Я, конечно, ничего не сказал, но подумал, что, будь я дедом, то хотел бы увидеть свою дочь и внучку, пока жив. А кто там придет на кладбище, было бы мне по фиг. Еще я подумал, что вместо того, чтобы прилетать два раза, можно ведь приехать и остаться. Хотя навряд ли родителям могло такое прийти в голову. Зато им пришло в голову прислать денег — на гроб и прочие там венки.

Я боялся, что дед помрет, пока я с ним сижу, но мне повезло. Одним утром Ба проснулась рядом с трупом. Через два дня я собрался в аэропорт. Ба забраковала мою любимую майку и шорты, бывшие когда-то джинсами, и заставила натянуть «приличную одежду», которая тут же противно прилипла к коже. У кондиционеров в «Пулково» было, видать, только два положения: «выключено» и «на всю катушку». Я уже весь покрылся пупырышками, как огурец, когда в зал ожидания наконец повалили пассажиры с Сургутского рейса.

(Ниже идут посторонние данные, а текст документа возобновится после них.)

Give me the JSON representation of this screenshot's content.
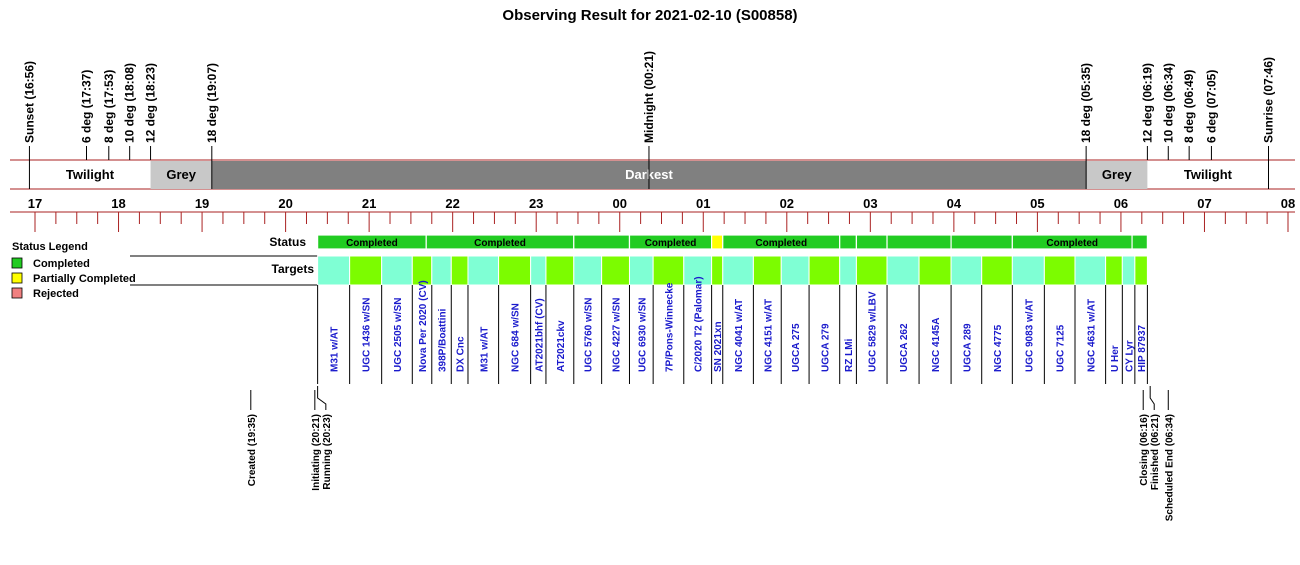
{
  "chart_data": {
    "type": "table",
    "title": "Observing Result for 2021-02-10 (S00858)",
    "time_axis": {
      "hour_ticks": [
        "17",
        "18",
        "19",
        "20",
        "21",
        "22",
        "23",
        "00",
        "01",
        "02",
        "03",
        "04",
        "05",
        "06",
        "07",
        "08"
      ],
      "start_hour": 17,
      "end_hour": 32
    },
    "events_top": [
      {
        "label": "Sunset (16:56)",
        "time": "16:56"
      },
      {
        "label": "6 deg (17:37)",
        "time": "17:37"
      },
      {
        "label": "8 deg (17:53)",
        "time": "17:53"
      },
      {
        "label": "10 deg (18:08)",
        "time": "18:08"
      },
      {
        "label": "12 deg (18:23)",
        "time": "18:23"
      },
      {
        "label": "18 deg (19:07)",
        "time": "19:07"
      },
      {
        "label": "Midnight (00:21)",
        "time": "24:21"
      },
      {
        "label": "18 deg (05:35)",
        "time": "29:35"
      },
      {
        "label": "12 deg (06:19)",
        "time": "30:19"
      },
      {
        "label": "10 deg (06:34)",
        "time": "30:34"
      },
      {
        "label": "8 deg (06:49)",
        "time": "30:49"
      },
      {
        "label": "6 deg (07:05)",
        "time": "31:05"
      },
      {
        "label": "Sunrise (07:46)",
        "time": "31:46"
      }
    ],
    "sky_conditions": [
      {
        "label": "Twilight",
        "start": "16:56",
        "end": "18:23",
        "color": "#ffffff"
      },
      {
        "label": "Grey",
        "start": "18:23",
        "end": "19:07",
        "color": "#c8c8c8"
      },
      {
        "label": "Darkest",
        "start": "19:07",
        "end": "29:35",
        "color": "#808080"
      },
      {
        "label": "Grey",
        "start": "29:35",
        "end": "30:19",
        "color": "#c8c8c8"
      },
      {
        "label": "Twilight",
        "start": "30:19",
        "end": "31:46",
        "color": "#ffffff"
      }
    ],
    "row_labels": {
      "status": "Status",
      "targets": "Targets"
    },
    "legend": {
      "title": "Status Legend",
      "items": [
        {
          "label": "Completed",
          "color": "#22cc22"
        },
        {
          "label": "Partially Completed",
          "color": "#ffff00"
        },
        {
          "label": "Rejected",
          "color": "#f08080"
        }
      ]
    },
    "status": [
      {
        "label": "Completed",
        "start": "20:23",
        "end": "21:41",
        "state": "completed"
      },
      {
        "label": "Completed",
        "start": "21:41",
        "end": "23:27",
        "state": "completed"
      },
      {
        "label": "",
        "start": "23:27",
        "end": "24:07",
        "state": "completed"
      },
      {
        "label": "Completed",
        "start": "24:07",
        "end": "25:06",
        "state": "completed"
      },
      {
        "label": "",
        "start": "25:06",
        "end": "25:14",
        "state": "partial"
      },
      {
        "label": "Completed",
        "start": "25:14",
        "end": "26:38",
        "state": "completed"
      },
      {
        "label": "",
        "start": "26:38",
        "end": "26:50",
        "state": "completed"
      },
      {
        "label": "",
        "start": "26:50",
        "end": "27:12",
        "state": "completed"
      },
      {
        "label": "",
        "start": "27:12",
        "end": "27:58",
        "state": "completed"
      },
      {
        "label": "",
        "start": "27:58",
        "end": "28:42",
        "state": "completed"
      },
      {
        "label": "Completed",
        "start": "28:42",
        "end": "30:08",
        "state": "completed"
      },
      {
        "label": "",
        "start": "30:08",
        "end": "30:19",
        "state": "completed"
      }
    ],
    "targets": [
      {
        "name": "M31 w/AT",
        "start": "20:23",
        "end": "20:46"
      },
      {
        "name": "UGC 1436 w/SN",
        "start": "20:46",
        "end": "21:09"
      },
      {
        "name": "UGC 2505 w/SN",
        "start": "21:09",
        "end": "21:31"
      },
      {
        "name": "Nova Per 2020 (CV)",
        "start": "21:31",
        "end": "21:45"
      },
      {
        "name": "398P/Boattini",
        "start": "21:45",
        "end": "21:59"
      },
      {
        "name": "DX Cnc",
        "start": "21:59",
        "end": "22:11"
      },
      {
        "name": "M31 w/AT",
        "start": "22:11",
        "end": "22:33"
      },
      {
        "name": "NGC 684 w/SN",
        "start": "22:33",
        "end": "22:56"
      },
      {
        "name": "AT2021bhf (CV)",
        "start": "22:56",
        "end": "23:07"
      },
      {
        "name": "AT2021ckv",
        "start": "23:07",
        "end": "23:27"
      },
      {
        "name": "UGC 5760 w/SN",
        "start": "23:27",
        "end": "23:47"
      },
      {
        "name": "NGC 4227 w/SN",
        "start": "23:47",
        "end": "24:07"
      },
      {
        "name": "UGC 6930 w/SN",
        "start": "24:07",
        "end": "24:24"
      },
      {
        "name": "7P/Pons-Winnecke",
        "start": "24:24",
        "end": "24:46"
      },
      {
        "name": "C/2020 T2 (Palomar)",
        "start": "24:46",
        "end": "25:06"
      },
      {
        "name": "SN 2021xn",
        "start": "25:06",
        "end": "25:14"
      },
      {
        "name": "NGC 4041 w/AT",
        "start": "25:14",
        "end": "25:36"
      },
      {
        "name": "NGC 4151 w/AT",
        "start": "25:36",
        "end": "25:56"
      },
      {
        "name": "UGCA 275",
        "start": "25:56",
        "end": "26:16"
      },
      {
        "name": "UGCA 279",
        "start": "26:16",
        "end": "26:38"
      },
      {
        "name": "RZ LMi",
        "start": "26:38",
        "end": "26:50"
      },
      {
        "name": "UGC 5829 w/LBV",
        "start": "26:50",
        "end": "27:12"
      },
      {
        "name": "UGCA 262",
        "start": "27:12",
        "end": "27:35"
      },
      {
        "name": "NGC 4145A",
        "start": "27:35",
        "end": "27:58"
      },
      {
        "name": "UGCA 289",
        "start": "27:58",
        "end": "28:20"
      },
      {
        "name": "NGC 4775",
        "start": "28:20",
        "end": "28:42"
      },
      {
        "name": "UGC 9083 w/AT",
        "start": "28:42",
        "end": "29:05"
      },
      {
        "name": "UGC 7125",
        "start": "29:05",
        "end": "29:27"
      },
      {
        "name": "NGC 4631 w/AT",
        "start": "29:27",
        "end": "29:49"
      },
      {
        "name": "U Her",
        "start": "29:49",
        "end": "30:01"
      },
      {
        "name": "CY Lyr",
        "start": "30:01",
        "end": "30:10"
      },
      {
        "name": "HIP 87937",
        "start": "30:10",
        "end": "30:19"
      }
    ],
    "events_bottom": [
      {
        "label": "Created (19:35)",
        "time": "19:35"
      },
      {
        "label": "Initiating (20:21)",
        "time": "20:21"
      },
      {
        "label": "Running (20:23)",
        "time": "20:23"
      },
      {
        "label": "Closing (06:16)",
        "time": "30:16"
      },
      {
        "label": "Finished (06:21)",
        "time": "30:21"
      },
      {
        "label": "Scheduled End (06:34)",
        "time": "30:34"
      }
    ]
  }
}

Своих я поначалу не узнал. Мама стала совсем маленькая, будто ушла в землю. Лицо у нее как бураном выбелило, все краски пропали, отчего глаза казались еще темнее и огромнее. Отец, наоборот, раздался в плечах, а рубашка с мокрыми кругами под мышками обрисовывала внушительное пузцо. Девочка с рюкзачком-пандой и смешными крысиными хвостиками, увидев меня, спряталась за папину спину.

— Боже, какой ты стал огромный! — мама обняла меня и, встав на цыпочки, чмокнула в щеку.

— Есть в кого, — отец хлопнул лапищей меня по плечу, наклонился и подтолкнул вперед сестру. — Лизок, что же ты? Поздоровайся с братом.

Девочка бочком вышла из своего убежища между родителями. Насупленно порылась в рюкзачке и протянула мне тетрадный листок.

— Это подарок, — пояснила мама, виновато улыбаясь. — Она тебе нарисовала, просто стесняется.

— Спасибо, — я осторожно взял бумагу, и Лизка тут же снова спряталась за отца.

Этот рисунок до сих пор висит у меня над кроватью. Два палочных человечка побольше, один из них в юбке, держат за руки человечка поменьше с крысиными хвостиками. Вокруг все голубое, наверное, снег, переходящий в небо с желтым кружком солнца. Такая вот идеальная семья.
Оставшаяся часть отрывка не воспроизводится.